LaMarcus Adna Thompson (March 8, 1848 – May 8, 1919) was a US inventor and businessman most famous for developing many highly enjoyable gravity rides.
Thompson, La Marcus, in full LA MARCUS ADNA THOMPSON (b. March 8, 1848, Jersey, Ohio, U.S.--d. May 8, 1919, Glen Cove, New York), American inventor and businessman, who was known as the "Father of the Gravity Ride" for his Switchback Railway at Coney Island, in New York City, the first gravity-powered roller coaster built in the United States.
A natural at mechanics, Thompson at age 12 designed and built a butter churn and an oxcart, and by age 17 he was a master carpenter. After completing his education at Hillsdale College in Michigan in 1866, he worked briefly in the wagon and carriage business before making a mint as a manufacturer of women's seamless hosiery.
A near nervous breakdown in the early 1880s led to Thompson selling his stake in the hosiery company, so he returned to his first national passion of inventing. Inspired by a ride years earlier on the Mauch Chunk Switchback Railway in Pennsylvania and by designs by other inventors, Thompson built his own highly successful Switchback at Coney Island in 1884. Within four years, he had built about 50 more across the nation and in Europe.

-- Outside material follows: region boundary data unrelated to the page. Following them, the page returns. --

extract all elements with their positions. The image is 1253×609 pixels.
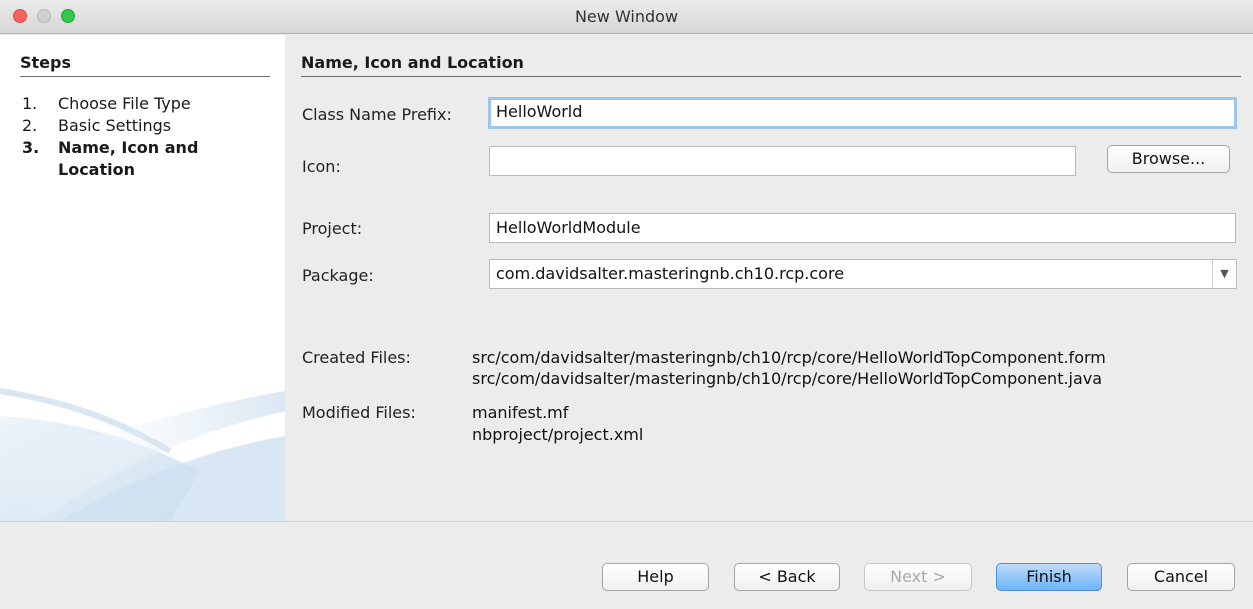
- modified-files-label: Modified Files:: [302, 403, 416, 422]
- package-combo[interactable]: com.davidsalter.masteringnb.ch10.rcp.cor…: [489, 259, 1237, 289]
- button-bar: Help < Back Next > Finish Cancel: [0, 522, 1253, 609]
- created-file-path: src/com/davidsalter/masteringnb/ch10/rcp…: [472, 369, 1103, 388]
- step-label: Name, Icon and Location: [58, 138, 199, 179]
- browse-button[interactable]: Browse...: [1107, 145, 1230, 173]
- steps-panel: Steps 1. Choose File Type 2. Basic Setti…: [0, 35, 285, 521]
- package-value: com.davidsalter.masteringnb.ch10.rcp.cor…: [496, 264, 845, 283]
- cancel-button[interactable]: Cancel: [1127, 563, 1235, 591]
- steps-heading: Steps: [20, 53, 270, 77]
- back-button[interactable]: < Back: [734, 563, 840, 591]
- modified-file-path: nbproject/project.xml: [472, 425, 644, 444]
- step-item-current: 3. Name, Icon and Location: [22, 137, 272, 181]
- wizard-content: Name, Icon and Location Class Name Prefi…: [285, 35, 1253, 521]
- created-file-path: src/com/davidsalter/masteringnb/ch10/rcp…: [472, 348, 1106, 367]
- project-label: Project:: [302, 219, 363, 238]
- class-name-prefix-label: Class Name Prefix:: [302, 105, 452, 124]
- window-title: New Window: [574, 7, 679, 26]
- step-number: 2.: [22, 116, 38, 135]
- next-button[interactable]: Next >: [864, 563, 972, 591]
- project-field: HelloWorldModule: [489, 213, 1236, 243]
- finish-button[interactable]: Finish: [996, 563, 1102, 591]
- step-number: 3.: [22, 138, 40, 157]
- package-label: Package:: [302, 266, 374, 285]
- title-bar: New Window: [0, 0, 1253, 34]
- class-name-prefix-input[interactable]: HelloWorld: [488, 97, 1237, 129]
- icon-label: Icon:: [302, 157, 341, 176]
- modified-file-path: manifest.mf: [472, 403, 569, 422]
- created-files-label: Created Files:: [302, 348, 411, 367]
- step-label: Choose File Type: [58, 94, 191, 113]
- chevron-down-icon[interactable]: ▼: [1212, 260, 1236, 288]
- step-item: 2. Basic Settings: [22, 115, 272, 137]
- section-heading: Name, Icon and Location: [301, 53, 1241, 77]
- step-item: 1. Choose File Type: [22, 93, 272, 115]
- step-label: Basic Settings: [58, 116, 172, 135]
- wizard-decoration-graphic: [0, 388, 285, 521]
- icon-path-input[interactable]: [489, 146, 1076, 176]
- steps-list: 1. Choose File Type 2. Basic Settings 3.…: [22, 93, 272, 181]
- help-button[interactable]: Help: [602, 563, 709, 591]
- step-number: 1.: [22, 94, 38, 113]
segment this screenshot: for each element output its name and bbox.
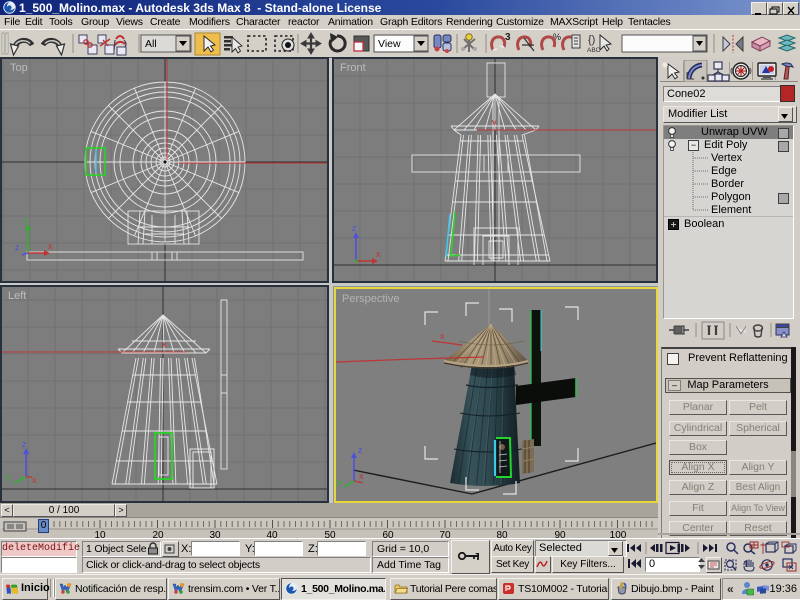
svg-text:x: x [48, 241, 53, 251]
svg-text:%: % [553, 32, 561, 42]
svg-text:x: x [440, 331, 445, 341]
svg-text:z: z [352, 223, 357, 233]
svg-text:Top: Top [10, 62, 28, 74]
svg-text:Left: Left [8, 290, 26, 302]
svg-text:y: y [337, 477, 342, 487]
svg-text:3: 3 [505, 32, 511, 43]
svg-text:x: x [162, 339, 167, 349]
svg-text:z: z [22, 439, 27, 449]
svg-text:z: z [358, 445, 363, 455]
svg-text:All: All [145, 38, 157, 50]
svg-text:Front: Front [340, 62, 366, 74]
svg-text:y: y [6, 472, 11, 482]
svg-text:x: x [376, 249, 381, 259]
svg-text:Perspective: Perspective [342, 293, 399, 305]
svg-text:y: y [24, 215, 29, 225]
svg-text:x: x [359, 471, 364, 481]
svg-text:z: z [15, 242, 20, 252]
svg-text:{): {) [588, 34, 595, 46]
svg-text:View: View [378, 38, 401, 50]
svg-text:x: x [32, 475, 37, 485]
svg-text:v: v [492, 117, 497, 127]
svg-text:ABC: ABC [587, 47, 601, 54]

After more advanced coasters siphoned away his business, Thompson began work, along with designer James A. Griffiths, on his most famous attraction—the Scenic Railway. Opened in 1887 on the Boardwalk in Atlantic City, N.J., it was a rolling tour through elaborate artificial scenery—vividly colored tableaus, biblical scenes, and flora—illuminated by lights triggered by the approaching cars. This would be the precursor to Space Mountain of Disneyland, in Anaheim, Calif., and other theme park journeys.
Until 1915, Thompson built numerous scenic railways—including his 1910 masterpiece of faux-mountain and Egyptian imagery in Venice, Calif.--eventually facing competition from his old partner Griffiths. Even after retirement, he patented an automatic car coupler and sold the invention to railroad car manufacturer, George Pullman. After Thompson's death in 1919, his legacy lived on through Thompson Company coasters, notably the Bobs (later Tornado), built at Coney Island in 1926.